Prendre conscience me rend-il extérieur à moi-même ?
Extrait du document
«
Il ne faut pas ramener la prise de conscience à un processus purement intérieur, à une expérience psychologique qui ne nécessiterait
aucun rapport avec le monde extérieur.
Ce sujet tente de nous faire réfléchir à se paradoxe de la fondation de la conscience qui aurait
besoin d'un autre qu'elle-même et qui de fait amènerait le sujet à se décentrer, à sortir de lui-même, à s'ouvrir à l'altérité.
C'est aussi en
repensant les philosophies existentialistes et phénoménologiques qui ont tenté de donner une réelle place à l'extériorité dans le
phénomène de la prise de conscience.
1) La prise de conscience nécessite un retour sur soi.

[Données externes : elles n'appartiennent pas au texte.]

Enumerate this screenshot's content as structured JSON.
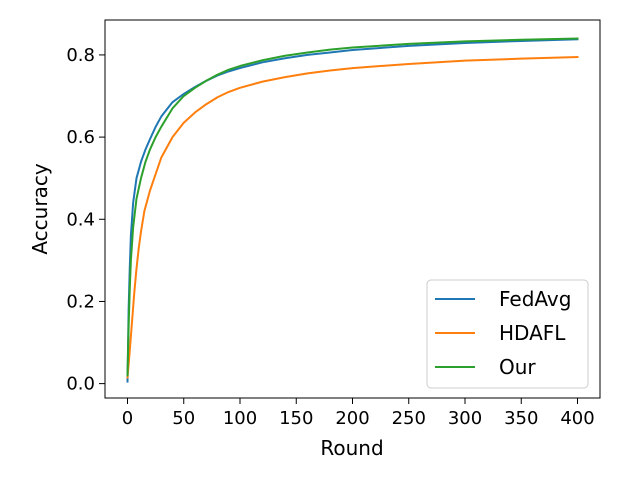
{
  "chart_data": {
    "type": "line",
    "title": "",
    "xlabel": "Round",
    "ylabel": "Accuracy",
    "xlim": [
      -20,
      420
    ],
    "ylim": [
      -0.035,
      0.885
    ],
    "xticks": [
      0,
      50,
      100,
      150,
      200,
      250,
      300,
      350,
      400
    ],
    "yticks": [
      0.0,
      0.2,
      0.4,
      0.6,
      0.8
    ],
    "ytick_labels": [
      "0.0",
      "0.2",
      "0.4",
      "0.6",
      "0.8"
    ],
    "legend_position": "lower-right",
    "series": [
      {
        "name": "FedAvg",
        "color": "#1f77b4",
        "points": [
          [
            0,
            0.005
          ],
          [
            1,
            0.18
          ],
          [
            2,
            0.28
          ],
          [
            3,
            0.36
          ],
          [
            5,
            0.44
          ],
          [
            8,
            0.5
          ],
          [
            12,
            0.54
          ],
          [
            16,
            0.57
          ],
          [
            20,
            0.595
          ],
          [
            25,
            0.625
          ],
          [
            30,
            0.65
          ],
          [
            40,
            0.685
          ],
          [
            50,
            0.705
          ],
          [
            60,
            0.722
          ],
          [
            70,
            0.737
          ],
          [
            80,
            0.75
          ],
          [
            90,
            0.76
          ],
          [
            100,
            0.768
          ],
          [
            120,
            0.782
          ],
          [
            140,
            0.792
          ],
          [
            160,
            0.8
          ],
          [
            180,
            0.806
          ],
          [
            200,
            0.812
          ],
          [
            250,
            0.822
          ],
          [
            300,
            0.829
          ],
          [
            350,
            0.834
          ],
          [
            400,
            0.838
          ]
        ]
      },
      {
        "name": "HDAFL",
        "color": "#ff7f0e",
        "points": [
          [
            0,
            0.015
          ],
          [
            2,
            0.08
          ],
          [
            4,
            0.15
          ],
          [
            6,
            0.22
          ],
          [
            8,
            0.28
          ],
          [
            10,
            0.33
          ],
          [
            12,
            0.37
          ],
          [
            15,
            0.42
          ],
          [
            20,
            0.47
          ],
          [
            25,
            0.51
          ],
          [
            30,
            0.55
          ],
          [
            40,
            0.6
          ],
          [
            50,
            0.635
          ],
          [
            60,
            0.66
          ],
          [
            70,
            0.68
          ],
          [
            80,
            0.697
          ],
          [
            90,
            0.71
          ],
          [
            100,
            0.72
          ],
          [
            120,
            0.735
          ],
          [
            140,
            0.746
          ],
          [
            160,
            0.755
          ],
          [
            180,
            0.762
          ],
          [
            200,
            0.768
          ],
          [
            250,
            0.778
          ],
          [
            300,
            0.786
          ],
          [
            350,
            0.791
          ],
          [
            400,
            0.795
          ]
        ]
      },
      {
        "name": "Our",
        "color": "#2ca02c",
        "points": [
          [
            0,
            0.02
          ],
          [
            1,
            0.14
          ],
          [
            2,
            0.23
          ],
          [
            3,
            0.3
          ],
          [
            5,
            0.38
          ],
          [
            8,
            0.45
          ],
          [
            12,
            0.5
          ],
          [
            16,
            0.54
          ],
          [
            20,
            0.57
          ],
          [
            25,
            0.6
          ],
          [
            30,
            0.625
          ],
          [
            40,
            0.67
          ],
          [
            50,
            0.7
          ],
          [
            60,
            0.72
          ],
          [
            70,
            0.737
          ],
          [
            80,
            0.752
          ],
          [
            90,
            0.764
          ],
          [
            100,
            0.773
          ],
          [
            120,
            0.787
          ],
          [
            140,
            0.798
          ],
          [
            160,
            0.806
          ],
          [
            180,
            0.813
          ],
          [
            200,
            0.818
          ],
          [
            250,
            0.827
          ],
          [
            300,
            0.833
          ],
          [
            350,
            0.837
          ],
          [
            400,
            0.84
          ]
        ]
      }
    ]
  }
}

Pour Descartes, la plupart de nos jugements sont conditionnés par l'habitude, notre connaissance est faite d'opinions, opinions qui, du
reste, s'opposent souvent entre elles.
Pour entreprendre la recherche de la vérité, il faut donc « une fois » en sa vie douter « de toutes les
choses où l'on aperçoit le moindre soupçon d'incertitude ».Ces objets existent-ils réellement dans le monde ? Nous n'en saurions, à vrai
dire, avoir aucune preuve, car nous ne pouvons sortir de nous-mêmes, et le monde se réduit à l'ensemble de nos sensations.
Or nos sens
nous trompent parfois, et, en rêve, nous prenons pour réels des objets imaginaires.
Nous douterons donc d'abord de la réalité des choses
sensibles Aussi, le je impersonnel s'engage dès la Méditation première dans l'épreuve du doute.
Au reste, le doute a pour conséquence
immédiate la découverte de la première des vérités : celle du moi pensant.
De négation, il devient alors affirmation, affirmation de la
pensée qui doute.
Car au moment où je doute de tout, et du fait que je doute de tout, je suis assuré de l'existence de la pensée qui
doute.
C'est le fameux : « je pense donc je suis » du Discours de la méthode, le « cogito ergo sum » de la première partie des Principes.
Dans
la Méditation seconde, Descartes écrit de même : « Mais je me suis persuadé qu'il n'y avait rien du tout dans le monde, qu'il n'y avait aucun
ciel, aucune terre, aucun esprit ni aucun corps.
Ne me suis-je donc pas aussi persuadé que je n'étais point ? Non certes, j'étais sans doute
si je me suis persuadé, ou seulement si j'ai pensé quelque chose.
» Et il tient ainsi « pour constant que cette proposition : je suis, j'existe,
est nécessairement vraie, toutes les fois que je la prononce, ou que je la conçois en mon esprit ».Ainsi prendre conscience me renferme
sur ma sphère individuelle et m'enferme dans le solipsisme, solipsisme inconfortable dont il faudra s'extraire
2La nécessité de l'expérience de l'autre, contre le solipsisme.
Alors que la fondation cartésienne de la science passait par le dualisme de l'âme et du corps, la refondation husserlienne comprend au
contraire le « corps propre » (Leib, ce que les phénoménologues contemporains, à la suite en particulier de Merleau-Ponty, préfèrent
appeler la chair) radicalement autrement que les corps en général, tels qu'ils nous sont donnés à
connaître par la physique.
Lorsque la conscience met le monde entre parenthèses, s'isolant comme
solus ipse, elle produit une apparence d'elle-même, que l'explication phénoménologique, faisant retour
sur « l'intuition » d'être au monde, permet de dissiper.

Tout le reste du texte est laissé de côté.